Allein im Heidelberger Schlossgarten Hortus Palatinus, dem Pfälzer Garten, ließe sich tagelang lustwandeln. Der Tiefblick von oben auf den Neckar und die Carl-Theodor-Brücke mit ihren neun Bögen, den prächtigen Toren und Statuen erzeugt Gänsehaut. Millionen Gäste aus aller Herren Länder können nicht irren. „Die Stadt in ihrer Lage und mit ihrer ganzen Umgebung hat, man darf sagen, etwas Ideales“, resümierte unser Dichterfürst Johann Wolfgang von Goethe schon 1797. Der stets reimende und selten verneinende Schwerenöter Goethe traf sich im Alter von 65 Jahren regelmäßig mit seiner letzten großen Liebe und Muse, der Dichterin Marianne vom Willemer auf der Scheffelterrasse im Heidelberger Schlossgarten. Ihre gemeinsame dichterische Leidenschaft inspirierte das Paar zu Versen, die Goethe in seine Gedichtsammlung „West-östlicher Divan“ aufnahm.
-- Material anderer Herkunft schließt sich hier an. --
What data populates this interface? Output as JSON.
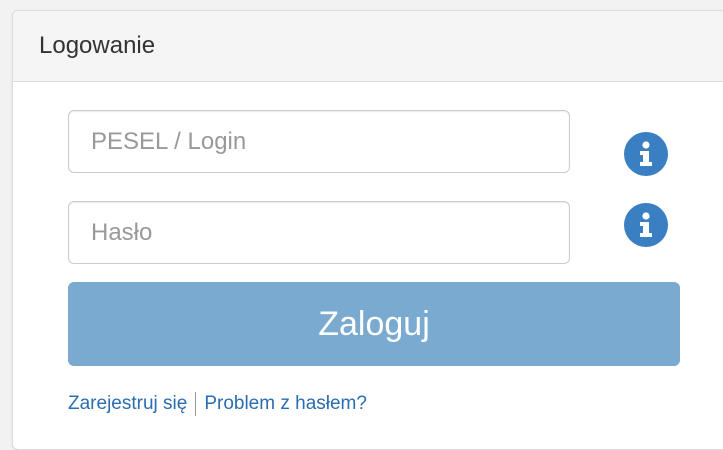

Zur Erinnerung an die Liebenden wurde im hinteren Schlosspark eine Bank aus Muschelkalk aufgestellt, wie man auf einer Tafel daneben erfährt.
Mark Twain betrachtete Heidelberg im 19. Jahrhundert etwas gestelzt als „äußerste Möglichkeit des Schönen“. Heidelberg, das seit dem 18. Jahrhundert als Inbegriff der Romantik gilt, wäre allein schon die Reise wert. Leider haben wir hier nur einen Nachmittag, denn bei über 60 Burgen und schier unzähligen Sehenswürdigkeiten in den schönsten mittelalterlichen Altstädten Deutschland, von charismatischen Gasthäusern und überwältigend schönen Landschaften mal abgesehen, sind zehn Tage für die veranschlagten 780 Kilometer lange Burgenstraße zwischen Mannheim und Bayreuth keineswegs zu lang. Nur gut, dass es Mitte Juni bis 21 Uhr hell bleibt. Wir müssen uns also sputen. Eine Stippvisite im weltberühmten Studentenkarzer der ältesten Universität Deutschlands muss allerdings drin sein.
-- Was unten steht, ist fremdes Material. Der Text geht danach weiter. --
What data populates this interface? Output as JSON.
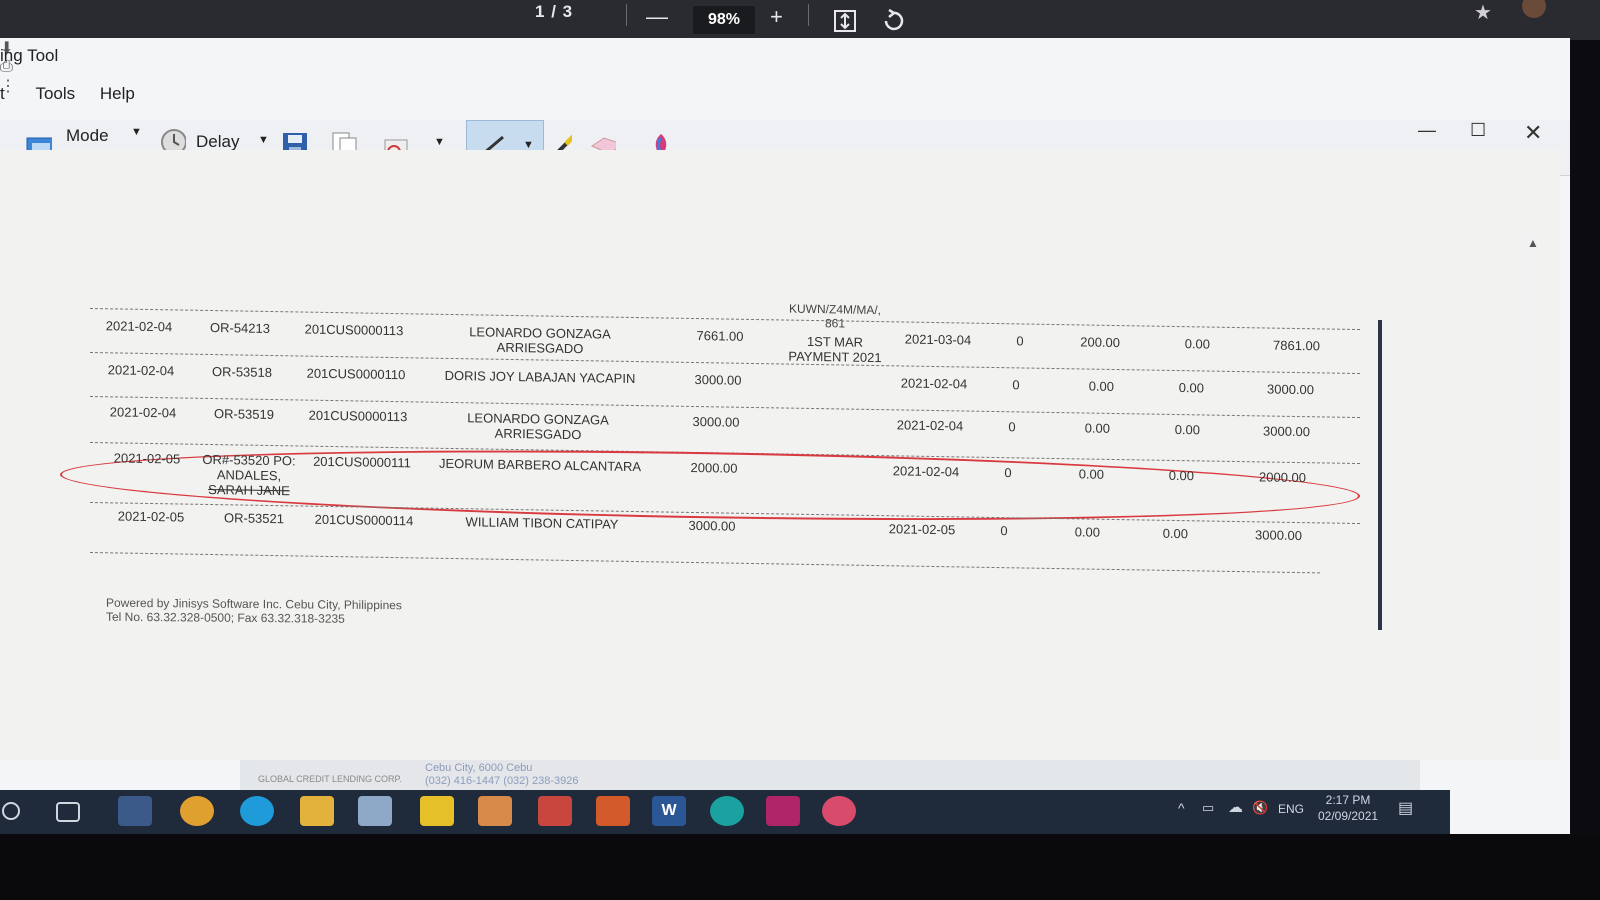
{
  "pdf_viewer": {
    "page_current": "1",
    "page_separator": "/",
    "page_total": "3",
    "zoom": "98%"
  },
  "snip_window": {
    "title": "ing Tool",
    "menu": [
      "t",
      "Tools",
      "Help"
    ],
    "toolbar": {
      "mode_label": "Mode",
      "delay_label": "Delay"
    }
  },
  "report": {
    "header_fragment": [
      "KUWN/Z4M/MA/,",
      "861"
    ],
    "rows": [
      {
        "date": "2021-02-04",
        "or": "OR-54213",
        "customer": "201CUS0000113",
        "name": [
          "LEONARDO GONZAGA",
          "ARRIESGADO"
        ],
        "amount": "7661.00",
        "remarks": [
          "1ST MAR",
          "PAYMENT 2021"
        ],
        "due": "2021-03-04",
        "c1": "0",
        "c2": "200.00",
        "c3": "0.00",
        "total": "7861.00"
      },
      {
        "date": "2021-02-04",
        "or": "OR-53518",
        "customer": "201CUS0000110",
        "name": [
          "DORIS JOY LABAJAN YACAPIN",
          ""
        ],
        "amount": "3000.00",
        "remarks": [
          "",
          ""
        ],
        "due": "2021-02-04",
        "c1": "0",
        "c2": "0.00",
        "c3": "0.00",
        "total": "3000.00"
      },
      {
        "date": "2021-02-04",
        "or": "OR-53519",
        "customer": "201CUS0000113",
        "name": [
          "LEONARDO GONZAGA",
          "ARRIESGADO"
        ],
        "amount": "3000.00",
        "remarks": [
          "",
          ""
        ],
        "due": "2021-02-04",
        "c1": "0",
        "c2": "0.00",
        "c3": "0.00",
        "total": "3000.00"
      },
      {
        "date": "2021-02-05",
        "or": "OR#-53520 PO:",
        "or_extra": [
          "ANDALES,",
          "SARAH JANE"
        ],
        "customer": "201CUS0000111",
        "name": [
          "JEORUM BARBERO ALCANTARA",
          ""
        ],
        "amount": "2000.00",
        "remarks": [
          "",
          ""
        ],
        "due": "2021-02-04",
        "c1": "0",
        "c2": "0.00",
        "c3": "0.00",
        "total": "2000.00"
      },
      {
        "date": "2021-02-05",
        "or": "OR-53521",
        "customer": "201CUS0000114",
        "name": [
          "WILLIAM TIBON CATIPAY",
          ""
        ],
        "amount": "3000.00",
        "remarks": [
          "",
          ""
        ],
        "due": "2021-02-05",
        "c1": "0",
        "c2": "0.00",
        "c3": "0.00",
        "total": "3000.00"
      }
    ],
    "footer": [
      "Powered by Jinisys Software Inc. Cebu City, Philippines",
      "Tel No. 63.32.328-0500; Fax 63.32.318-3235"
    ]
  },
  "background_window": {
    "company": "GLOBAL CREDIT LENDING CORP.",
    "address": "Cebu City, 6000 Cebu",
    "phones": "(032) 416-1447 (032) 238-3926"
  },
  "system_tray": {
    "language": "ENG",
    "time": "2:17 PM",
    "date": "02/09/2021"
  },
  "colors": {
    "highlight_oval": "#d93a3f",
    "pdf_bar": "#2a2b30",
    "taskbar": "#1f2a3a"
  }
}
Zurück an der Karl-Theodor-Brücke bricht vor dem Heidelberger Brückenaff’ eine regelrechte Selfie-Manie aus. Die moderne Bronzeskulptur von Gernot Rumpf neben dem Brückentor der alten Brücke gilt als eine der Hauptsehenswürdigkeiten Heidelbergs und greift ein Motiv auf, das tief in der Stadtgeschichte verwurzelt ist. Schon im Mittelalter befand sich am Nordturm der Brücke ein Affenrelief, das den Vorübergehenden einen Spiegel vorhielt. Mit dem Griff an sein blankes Hinterteil zeigte der Affe jedem Vorbeigehenden den „Kurpfälzischen Gruß“.
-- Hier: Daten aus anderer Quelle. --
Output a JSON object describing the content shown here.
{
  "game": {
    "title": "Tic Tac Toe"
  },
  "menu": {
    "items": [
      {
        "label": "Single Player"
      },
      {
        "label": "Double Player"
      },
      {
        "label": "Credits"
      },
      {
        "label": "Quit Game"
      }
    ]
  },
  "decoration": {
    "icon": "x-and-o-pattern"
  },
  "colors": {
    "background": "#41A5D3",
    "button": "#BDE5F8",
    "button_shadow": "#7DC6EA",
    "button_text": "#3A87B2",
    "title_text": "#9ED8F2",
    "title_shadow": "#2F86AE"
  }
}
Sein Hinterteil war in Richtung Kurmainz gerichtet und sollte den Mainzer Bischöfen demonstrieren, dass ab hier die Macht des Kurfürsten galt. Der Spiegel in der Hand soll zur kritischen Selbstreflexion anregen – eine deutliche Mahnung an alle Reisenden, Eitelkeit und Torheit außerhalb der Stadt zu belassen.